スマホを中心にモバイル機器のワイヤレス充電対応が進む昨今、自動車内の「置くだけ充電」をはじめ、ワイヤレス充電スポットの需要も高まっている。
Qi規格の策定当初、最大出力は5Wだったが、2015年に最大出力が15WのEPP規格が策定された。ただしEPP規格でも、スマホと充電器のコイルの中央部が重ならなければ出力が低下し、高速充電ができないという課題があった。2023年に発表されたMPP規格(Qi2)はスマホと充電器を磁石で適切な位置に取り付けることで、出力の低下を防ぐ仕組みだ。端末のずれを防げるMPP規格の充電器は高速充電に有効だが、EPP規格のスマホを充電することができないというデメリットがある。
薄型化したMPP/EPPコイルを重ねて両規格に対応
TDKが今回開発したパターンコイルは、EPP規格用のパターンコイル上にMPP規格用のパターンコイルを重ねることで、どちらの規格にも対応するというものだ。
コイルを重ねている分、下層になるEPP規格用のパターンコイルはスマホからの距離が遠くなり、充電効率が低下するという課題があるが、コイルの薄型化によって距離を近づけて克服している。薄型化の実現は、TDKが2022年に発表したEPP規格対応の薄型パターンコイルに用いた技術によるものだ。従来ワイヤレス充電器のコイルは巻線コイルを複数重ね合わせたものが多かったが、独自のプロセス技術や高特性磁性材料を用いて1つのパターンコイルで充電できるようにしたことで薄型化したという。

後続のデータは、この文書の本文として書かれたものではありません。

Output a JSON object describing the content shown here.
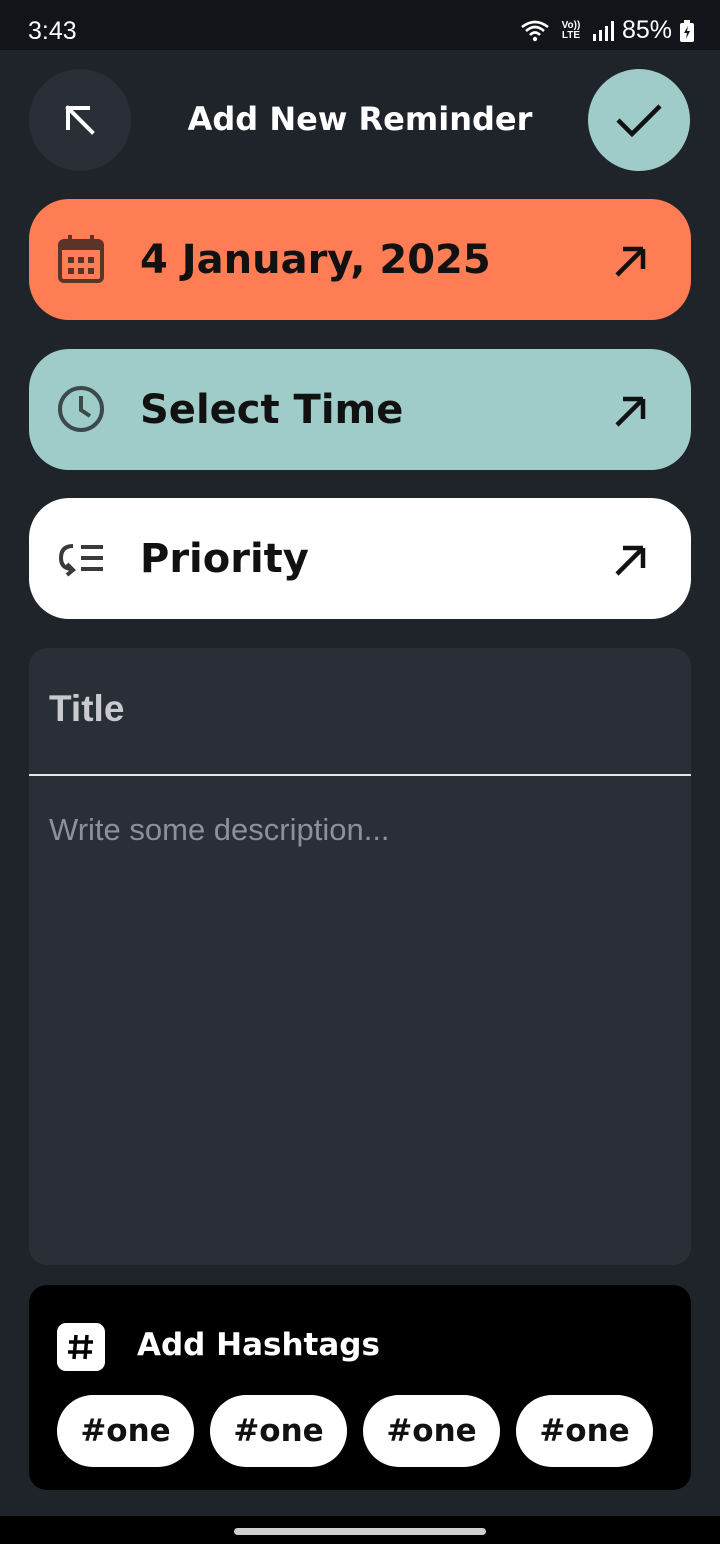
{
  "status_bar": {
    "time": "3:43",
    "network_label": "Vo)) LTE",
    "battery_percent": "85%"
  },
  "header": {
    "title": "Add New Reminder",
    "back_icon": "arrow-up-left-icon",
    "confirm_icon": "check-icon"
  },
  "fields": {
    "date": {
      "label": "4 January, 2025",
      "icon": "calendar-icon",
      "color": "#ff7d54"
    },
    "time": {
      "label": "Select Time",
      "icon": "clock-icon",
      "color": "#9fcbc9"
    },
    "priority": {
      "label": "Priority",
      "icon": "priority-list-icon",
      "color": "#ffffff"
    }
  },
  "note": {
    "title_placeholder": "Title",
    "description_placeholder": "Write some description..."
  },
  "hashtags": {
    "title": "Add Hashtags",
    "tags": [
      "#one",
      "#one",
      "#one",
      "#one"
    ]
  },
  "colors": {
    "background": "#1f232a",
    "card": "#2a2e37",
    "accent_teal": "#9fcbc9",
    "accent_orange": "#ff7d54"
  }
}
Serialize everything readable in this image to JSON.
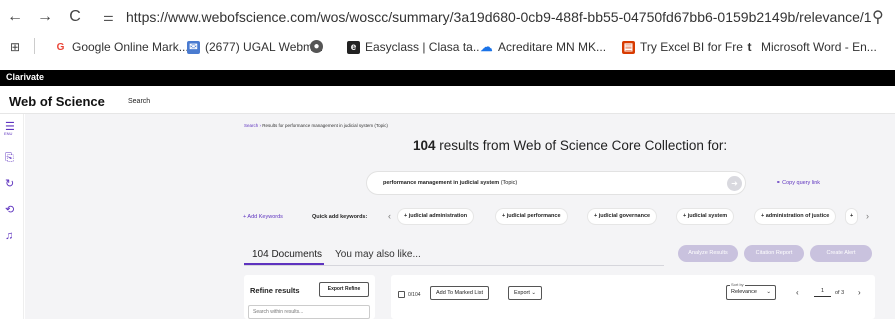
{
  "browser": {
    "url": "https://www.webofscience.com/wos/woscc/summary/3a19d680-0cb9-488f-bb55-04750fd67bb6-0159b2149b/relevance/1"
  },
  "bookmarks": [
    {
      "label": "Google Online Mark...",
      "icon": "google-icon",
      "color": "#ea4335",
      "glyph": "G"
    },
    {
      "label": "(2677) UGAL Webm...",
      "icon": "mail-icon",
      "color": "#4a7bd0",
      "glyph": "✉"
    },
    {
      "label": "",
      "icon": "github-icon",
      "color": "#555555",
      "glyph": "●"
    },
    {
      "label": "Easyclass | Clasa ta...",
      "icon": "easyclass-icon",
      "color": "#222222",
      "glyph": "e"
    },
    {
      "label": "Acreditare MN MK...",
      "icon": "cloud-icon",
      "color": "#1a73e8",
      "glyph": "☁"
    },
    {
      "label": "Try Excel BI for Free",
      "icon": "excel-icon",
      "color": "#d83b01",
      "glyph": "▤"
    },
    {
      "label": "Microsoft Word - En...",
      "icon": "word-icon",
      "color": "#333333",
      "glyph": "t"
    }
  ],
  "clarivate": {
    "label": "Clarivate"
  },
  "wos": {
    "logo": "Web of Science",
    "search_link": "Search"
  },
  "rail": {
    "menu_label": "ENU"
  },
  "breadcrumb": {
    "root": "Search",
    "rest": "Results for performance management in judicial system (Topic)"
  },
  "results": {
    "count": "104",
    "heading_rest": "results from Web of Science Core Collection for:"
  },
  "query": {
    "term": "performance management in judicial system",
    "field": "(Topic)",
    "copy_link": "Copy query link"
  },
  "keywords": {
    "add_label": "+ Add Keywords",
    "quick_label": "Quick add keywords:",
    "items": [
      "+ judicial administration",
      "+ judicial performance",
      "+ judicial governance",
      "+ judicial system",
      "+ administration of justice",
      "+"
    ]
  },
  "tabs": {
    "documents": "104 Documents",
    "other": "You may also like..."
  },
  "actions": {
    "analyze": "Analyze Results",
    "citation": "Citation Report",
    "alert": "Create Alert"
  },
  "refine": {
    "title": "Refine results",
    "export": "Export Refine",
    "search_placeholder": "Search within results..."
  },
  "list_controls": {
    "selected": "0/104",
    "add_marked": "Add To Marked List",
    "export": "Export ⌄",
    "sort_label": "Sort by",
    "sort_value": "Relevance",
    "page": "1",
    "of_pages": "of 3"
  }
}
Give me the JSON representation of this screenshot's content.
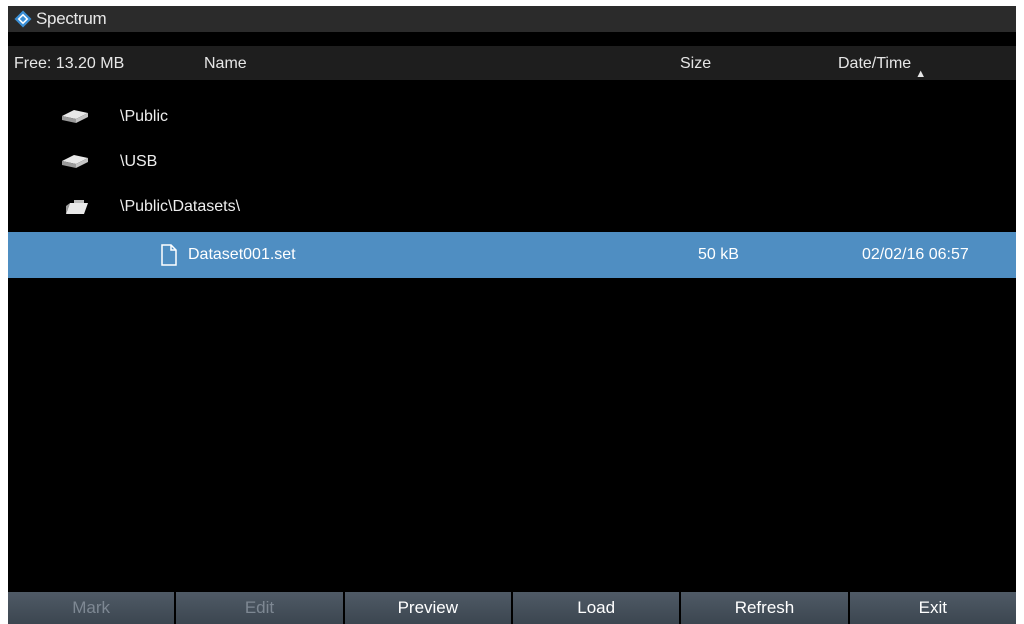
{
  "app": {
    "title": "Spectrum",
    "logo_icon": "diamond-logo-icon"
  },
  "header": {
    "free": "Free: 13.20 MB",
    "name": "Name",
    "size": "Size",
    "datetime": "Date/Time",
    "sort_indicator": "^"
  },
  "directories": [
    {
      "label": "\\Public",
      "icon": "drive-icon"
    },
    {
      "label": "\\USB",
      "icon": "drive-icon"
    },
    {
      "label": "\\Public\\Datasets\\",
      "icon": "open-folder-icon"
    }
  ],
  "files": [
    {
      "name": "Dataset001.set",
      "size": "50 kB",
      "date": "02/02/16 06:57",
      "icon": "file-icon",
      "selected": true
    }
  ],
  "softkeys": [
    {
      "label": "Mark",
      "enabled": false
    },
    {
      "label": "Edit",
      "enabled": false
    },
    {
      "label": "Preview",
      "enabled": true
    },
    {
      "label": "Load",
      "enabled": true
    },
    {
      "label": "Refresh",
      "enabled": true
    },
    {
      "label": "Exit",
      "enabled": true
    }
  ],
  "colors": {
    "selection": "#4f8ec2",
    "background": "#000000",
    "logo": "#3a8fd6"
  }
}
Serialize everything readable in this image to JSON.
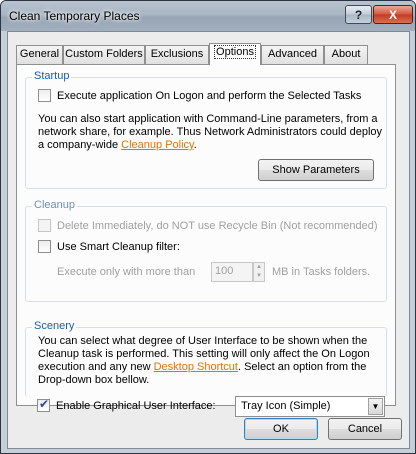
{
  "window": {
    "title": "Clean Temporary Places",
    "help_label": "?",
    "close_label": "X"
  },
  "tabs": [
    {
      "label": "General"
    },
    {
      "label": "Custom Folders"
    },
    {
      "label": "Exclusions"
    },
    {
      "label": "Options",
      "active": true
    },
    {
      "label": "Advanced"
    },
    {
      "label": "About"
    }
  ],
  "startup": {
    "label": "Startup",
    "checkbox_label": "Execute application On Logon and perform the Selected Tasks",
    "checkbox_checked": false,
    "text_before_link": "You can also start application with Command-Line parameters, from a network share, for example. Thus Network Administrators could deploy a company-wide ",
    "link": "Cleanup Policy",
    "text_after_link": ".",
    "button": "Show Parameters"
  },
  "cleanup": {
    "label": "Cleanup",
    "delete_label": "Delete Immediately, do NOT use Recycle Bin (Not recommended)",
    "delete_checked": false,
    "smart_label": "Use Smart Cleanup filter:",
    "smart_checked": false,
    "execute_prefix": "Execute only with more than",
    "execute_value": "100",
    "execute_suffix": "MB in Tasks folders."
  },
  "scenery": {
    "label": "Scenery",
    "text_before_link": "You can select what degree of User Interface to be shown when the Cleanup task is performed. This setting will only affect the On Logon execution and any new ",
    "link": "Desktop Shortcut",
    "text_after_link": ". Select an option from the Drop-down box bellow.",
    "gui_label": "Enable Graphical User Interface:",
    "gui_checked": true,
    "dropdown_value": "Tray Icon (Simple)"
  },
  "footer": {
    "ok": "OK",
    "cancel": "Cancel"
  }
}
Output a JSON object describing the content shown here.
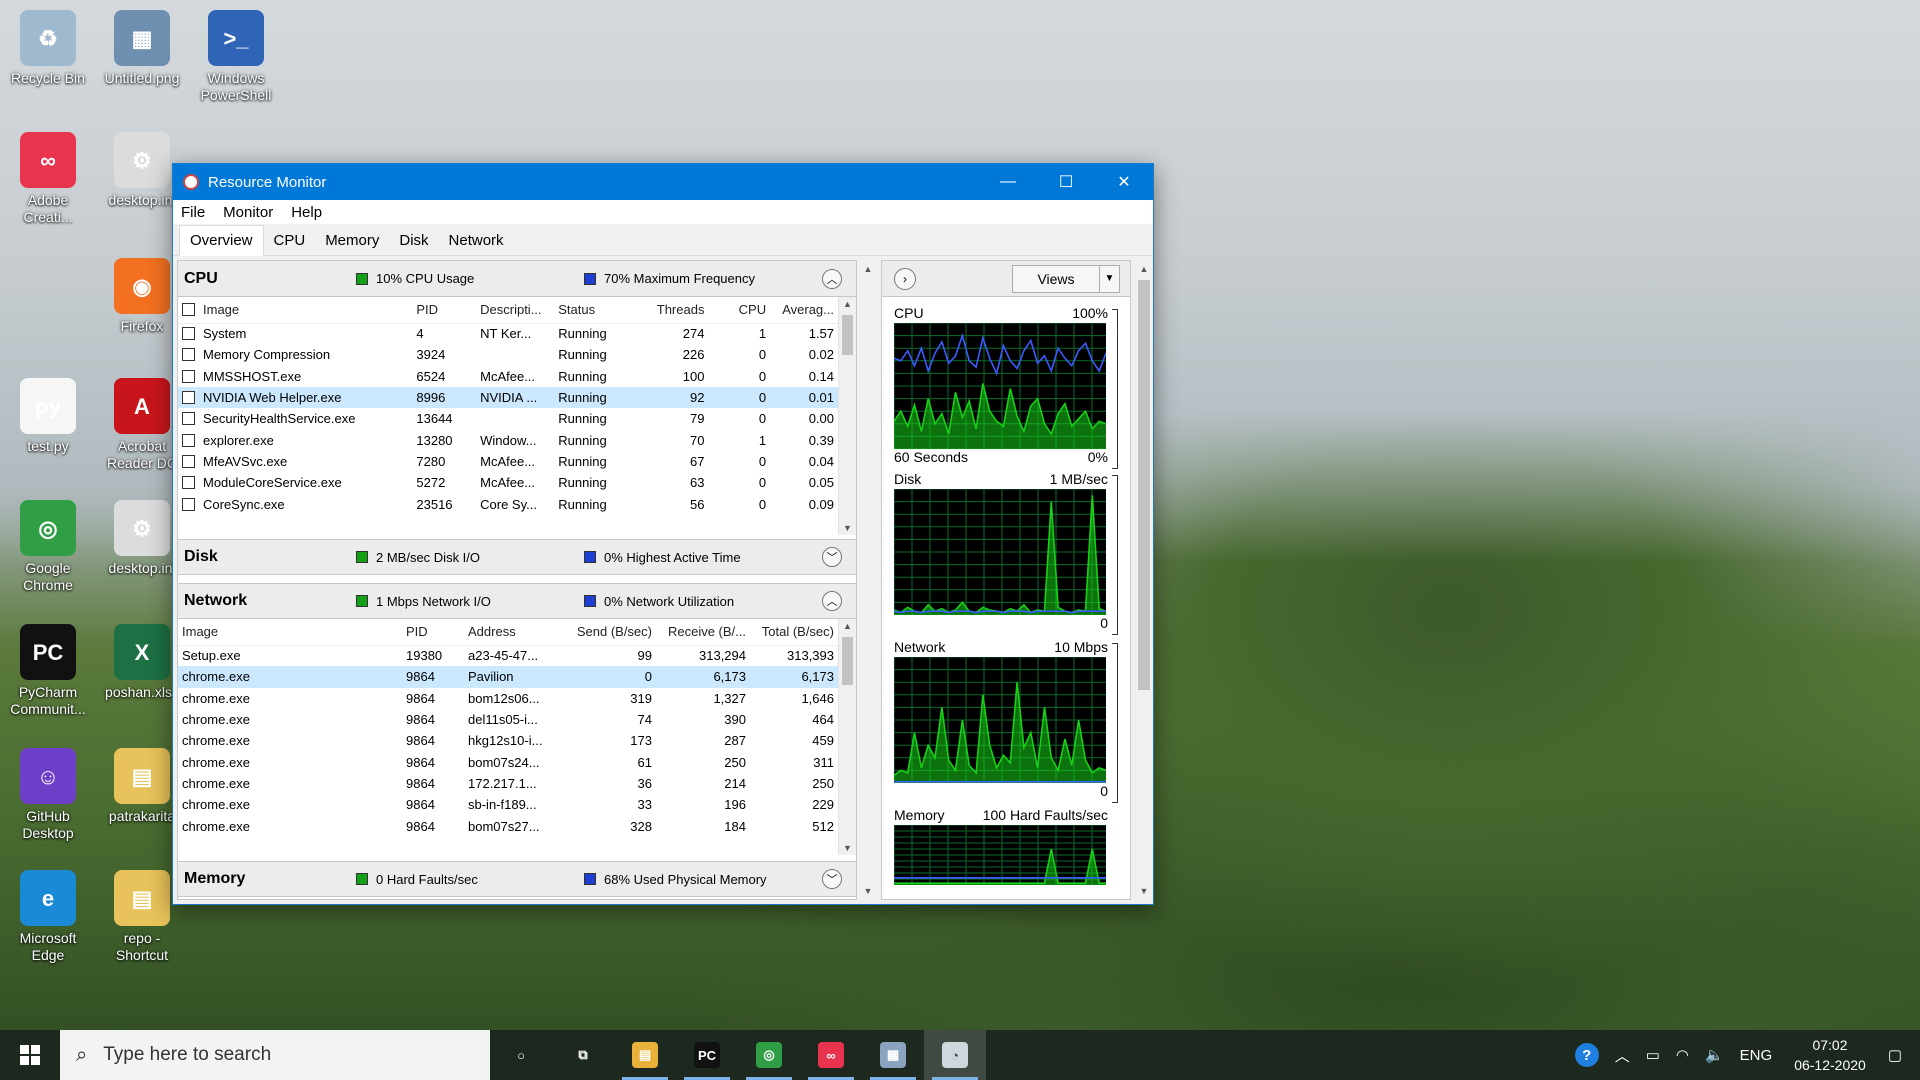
{
  "desktop_icons": [
    {
      "label": "Recycle Bin",
      "icon": "recycle-bin-icon",
      "color": "#9fb9cf",
      "glyph": "♻"
    },
    {
      "label": "Untitled.png",
      "icon": "image-file-icon",
      "color": "#6f8fb0",
      "glyph": "▦"
    },
    {
      "label": "Windows PowerShell",
      "icon": "powershell-icon",
      "color": "#2f64b7",
      "glyph": ">_"
    },
    {
      "label": "Adobe Creati...",
      "icon": "adobe-creative-cloud-icon",
      "color": "#e8344e",
      "glyph": "∞"
    },
    {
      "label": "desktop.ini",
      "icon": "settings-file-icon",
      "color": "#dcdcdc",
      "glyph": "⚙"
    },
    {
      "label": "Firefox",
      "icon": "firefox-icon",
      "color": "#f2701f",
      "glyph": "◉"
    },
    {
      "label": "test.py",
      "icon": "python-file-icon",
      "color": "#f6f6f6",
      "glyph": "py"
    },
    {
      "label": "Acrobat Reader DC",
      "icon": "acrobat-icon",
      "color": "#c8151b",
      "glyph": "A"
    },
    {
      "label": "Google Chrome",
      "icon": "chrome-icon",
      "color": "#2f9e45",
      "glyph": "◎"
    },
    {
      "label": "desktop.ini",
      "icon": "settings-file-icon",
      "color": "#dcdcdc",
      "glyph": "⚙"
    },
    {
      "label": "PyCharm Communit...",
      "icon": "pycharm-icon",
      "color": "#111111",
      "glyph": "PC"
    },
    {
      "label": "poshan.xlsx",
      "icon": "excel-file-icon",
      "color": "#1d7044",
      "glyph": "X"
    },
    {
      "label": "GitHub Desktop",
      "icon": "github-desktop-icon",
      "color": "#6e40c9",
      "glyph": "☺"
    },
    {
      "label": "patrakarita",
      "icon": "folder-icon",
      "color": "#e8c25a",
      "glyph": "▤"
    },
    {
      "label": "Microsoft Edge",
      "icon": "edge-icon",
      "color": "#1b8ad6",
      "glyph": "e"
    },
    {
      "label": "repo - Shortcut",
      "icon": "folder-shortcut-icon",
      "color": "#e8c25a",
      "glyph": "▤"
    }
  ],
  "window": {
    "title": "Resource Monitor",
    "minimize": "—",
    "maximize": "☐",
    "close": "✕",
    "menu": [
      "File",
      "Monitor",
      "Help"
    ],
    "tabs": [
      "Overview",
      "CPU",
      "Memory",
      "Disk",
      "Network"
    ],
    "active_tab": "Overview"
  },
  "cpu": {
    "title": "CPU",
    "stat1": "10% CPU Usage",
    "stat2": "70% Maximum Frequency",
    "columns": [
      "Image",
      "PID",
      "Descripti...",
      "Status",
      "Threads",
      "CPU",
      "Averag..."
    ],
    "rows": [
      [
        "System",
        "4",
        "NT Ker...",
        "Running",
        "274",
        "1",
        "1.57"
      ],
      [
        "Memory Compression",
        "3924",
        "",
        "Running",
        "226",
        "0",
        "0.02"
      ],
      [
        "MMSSHOST.exe",
        "6524",
        "McAfee...",
        "Running",
        "100",
        "0",
        "0.14"
      ],
      [
        "NVIDIA Web Helper.exe",
        "8996",
        "NVIDIA ...",
        "Running",
        "92",
        "0",
        "0.01"
      ],
      [
        "SecurityHealthService.exe",
        "13644",
        "",
        "Running",
        "79",
        "0",
        "0.00"
      ],
      [
        "explorer.exe",
        "13280",
        "Window...",
        "Running",
        "70",
        "1",
        "0.39"
      ],
      [
        "MfeAVSvc.exe",
        "7280",
        "McAfee...",
        "Running",
        "67",
        "0",
        "0.04"
      ],
      [
        "ModuleCoreService.exe",
        "5272",
        "McAfee...",
        "Running",
        "63",
        "0",
        "0.05"
      ],
      [
        "CoreSync.exe",
        "23516",
        "Core Sy...",
        "Running",
        "56",
        "0",
        "0.09"
      ]
    ],
    "selected_row": 3
  },
  "disk": {
    "title": "Disk",
    "stat1": "2 MB/sec Disk I/O",
    "stat2": "0% Highest Active Time"
  },
  "network": {
    "title": "Network",
    "stat1": "1 Mbps Network I/O",
    "stat2": "0% Network Utilization",
    "columns": [
      "Image",
      "PID",
      "Address",
      "Send (B/sec)",
      "Receive (B/...",
      "Total (B/sec)"
    ],
    "rows": [
      [
        "Setup.exe",
        "19380",
        "a23-45-47...",
        "99",
        "313,294",
        "313,393"
      ],
      [
        "chrome.exe",
        "9864",
        "Pavilion",
        "0",
        "6,173",
        "6,173"
      ],
      [
        "chrome.exe",
        "9864",
        "bom12s06...",
        "319",
        "1,327",
        "1,646"
      ],
      [
        "chrome.exe",
        "9864",
        "del11s05-i...",
        "74",
        "390",
        "464"
      ],
      [
        "chrome.exe",
        "9864",
        "hkg12s10-i...",
        "173",
        "287",
        "459"
      ],
      [
        "chrome.exe",
        "9864",
        "bom07s24...",
        "61",
        "250",
        "311"
      ],
      [
        "chrome.exe",
        "9864",
        "172.217.1...",
        "36",
        "214",
        "250"
      ],
      [
        "chrome.exe",
        "9864",
        "sb-in-f189...",
        "33",
        "196",
        "229"
      ],
      [
        "chrome.exe",
        "9864",
        "bom07s27...",
        "328",
        "184",
        "512"
      ]
    ],
    "selected_row": 1
  },
  "memory": {
    "title": "Memory",
    "stat1": "0 Hard Faults/sec",
    "stat2": "68% Used Physical Memory"
  },
  "graphs": {
    "views_label": "Views",
    "cpu": {
      "label": "CPU",
      "max": "100%",
      "foot_left": "60 Seconds",
      "foot_right": "0%"
    },
    "disk": {
      "label": "Disk",
      "max": "1 MB/sec",
      "foot_right": "0"
    },
    "network": {
      "label": "Network",
      "max": "10 Mbps",
      "foot_right": "0"
    },
    "memory": {
      "label": "Memory",
      "max": "100 Hard Faults/sec"
    },
    "series": {
      "cpu_blue": [
        72,
        70,
        78,
        66,
        80,
        62,
        76,
        85,
        68,
        74,
        90,
        70,
        65,
        88,
        72,
        60,
        82,
        70,
        64,
        78,
        86,
        68,
        74,
        62,
        80,
        72,
        66,
        78,
        84,
        70,
        62,
        76
      ],
      "cpu_green": [
        22,
        30,
        18,
        35,
        14,
        40,
        20,
        28,
        12,
        45,
        25,
        38,
        16,
        52,
        30,
        22,
        18,
        48,
        26,
        14,
        34,
        40,
        20,
        12,
        28,
        36,
        18,
        24,
        30,
        16,
        22,
        20
      ],
      "disk_green": [
        4,
        2,
        6,
        3,
        2,
        8,
        3,
        5,
        2,
        4,
        10,
        3,
        2,
        6,
        4,
        3,
        2,
        5,
        3,
        8,
        2,
        4,
        3,
        90,
        6,
        3,
        2,
        4,
        3,
        95,
        5,
        3
      ],
      "net_green": [
        6,
        10,
        8,
        40,
        12,
        30,
        20,
        60,
        18,
        10,
        50,
        14,
        8,
        70,
        30,
        12,
        22,
        16,
        80,
        28,
        40,
        12,
        60,
        20,
        10,
        35,
        14,
        50,
        18,
        8,
        12,
        10
      ]
    },
    "colors": {
      "green": "#18d018",
      "blue": "#3a5cff",
      "grid": "#0b6b2b"
    }
  },
  "taskbar": {
    "search_placeholder": "Type here to search",
    "language": "ENG",
    "time": "07:02",
    "date": "06-12-2020",
    "apps": [
      {
        "name": "cortana-icon",
        "glyph": "○",
        "color": "transparent"
      },
      {
        "name": "task-view-icon",
        "glyph": "⧉",
        "color": "transparent"
      },
      {
        "name": "file-explorer-icon",
        "glyph": "▤",
        "color": "#e8b23a"
      },
      {
        "name": "pycharm-icon",
        "glyph": "PC",
        "color": "#111111"
      },
      {
        "name": "chrome-icon",
        "glyph": "◎",
        "color": "#2f9e45"
      },
      {
        "name": "adobe-creative-cloud-icon",
        "glyph": "∞",
        "color": "#e8344e"
      },
      {
        "name": "photos-icon",
        "glyph": "▦",
        "color": "#8aa4c0"
      },
      {
        "name": "resource-monitor-icon",
        "glyph": "◔",
        "color": "#cfd6dd"
      }
    ]
  }
}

他に、磁界強度が集中することで磁石やEPP規格用のパターンコイルが発熱してしまうという懸念点があるが、磁石の配置パターンを調整し対応している。
自動車や公共施設への利用を想定
主な用途としては自動車や公共施設の充電スポットを想定する。「自動車の充電スポットは家族で共有したり、不特定多数のカーシェア利用者が使用したりするため、どんなスマホにも対応できることが特に重要だ」(TDK担当者)
MPP/EPP両規格に対応の薄型パターンコイルは、TDK稲倉工場西サイト(秋田県にかほ市)で生産し、2025年1月の量産開始を予定している。